Research Overview

Legged animals outperform legged robots albeit limited muscle power density and sensorimotor conduction velocity responsible for comparably slow reflexes. We see that animals run faster and more efficiently, and incorporate higher agility in a smaller building volume. But how does the animal's neurocontrol orchestrate legs and body, what role plays morphology, and how are animals not overwhelmed by a control task that requires high-end computers, kilo-hertz rate sensory feedback, and complex mathematical models in robots? 

At the Dynamic Locomotion Group, sharing our research results and tools is the goal and we contribute to the open-source robots Oncilla robot [ ] and Solo robot [ ] through the Open Dynamic Robot Initiative. We developed a rugged, light-weight, and customizable foot sensor ('FootTile') to reliably sense touch-down timing and stance phase loading. Arrays of our waterproofed sensor sense the instantaneous center of pressure during locomotion in natural terrain [ ].

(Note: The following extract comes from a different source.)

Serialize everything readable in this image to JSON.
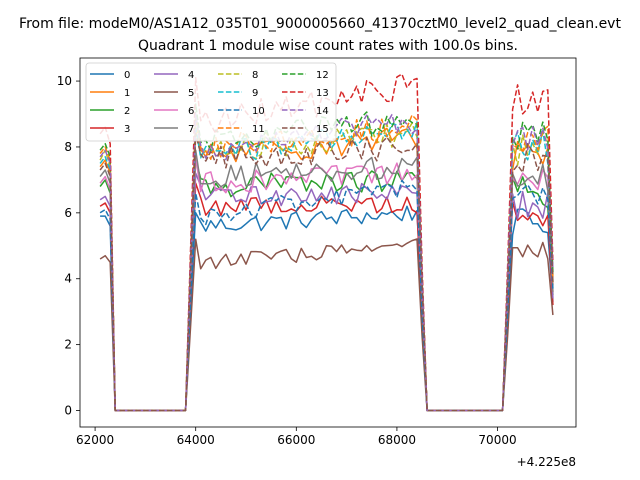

We developed a robot leg with animal-like leg segmentation and a modular spring-tendon network. We find that the animal-like spring-tendon configuration hops with an below-average cost of locomotion of animals [ ]. With a hopping robot and boom-guide we recreated an environment that alters the effect of gravity. The gradually changing cost landscape shows how learning of hopping locomotion can be guided through a sequentially increase of environment loading or the robot's complexity [ ].

A close look reveals hysteresis loops in muscles' work cycles also during negative power conditions (active braking or damping). We examine viscous, physical damping that produces forces based on joint velocity without need for high-frequency sensory feedback [ ]. In a numerical simulation study, we provide evidence that small amounts of intrinsic, viscous damping can improve locomotion [ ].

We research the trunk's subtle swaying motion in the fore-aft direction and its consequence to bipedal running. Previously, ground reaction forces were documented that intersect in a virtual point above the human trunk's center of mass. We predict feasible running gaits with a virtual point below the center of mass and characterize related actuator characteristics [ ]. With collaborators from human locomotion research, we then show that human runners display a virtual point below, in certain locomotion conditions [ ]. We applied our model to bird-type and theropod-type trunk morphologies [ ].

Fluid-based (hydraulic, pneumatic) actuation is an omnipresent tool in engineering; less known is that animals and plants integrate fluidic actuation as well. Several spider-leg joints are potentially actuated by hemolymph. Inspired by a highly structured membrane in spider leg joints, we develop a spider-inspired rotary rolling diaphragm actuator [ ] which shows highest mechanical efficiency, independent from actuator speed and load.

With large feedback delays in animals, how can mechanosensory information trigger feedback loops timely? Intra-spinal sensing minimizes feedback delay, and intra-spinal accessory lobes in birds have been hypothesized to act as such sensors. We mapped the topology of the surrounding soft tissues and identified morphologies in small birds (quail) that are candidates to support accessory-lobe-based, intra-spinal sensing [ ]. 

We merge leg designs featuring mechanical elasticities (springs) and active compliance (feedback-and model-based virtual spring) leading to a new class of hybrid joint actuation that allows low control frequencies; the hybrid-actuated leg is controllable with sensory update frequencies around 50Hz, compared to typical, active robot leg compliance at 200Hz and beyond [ ].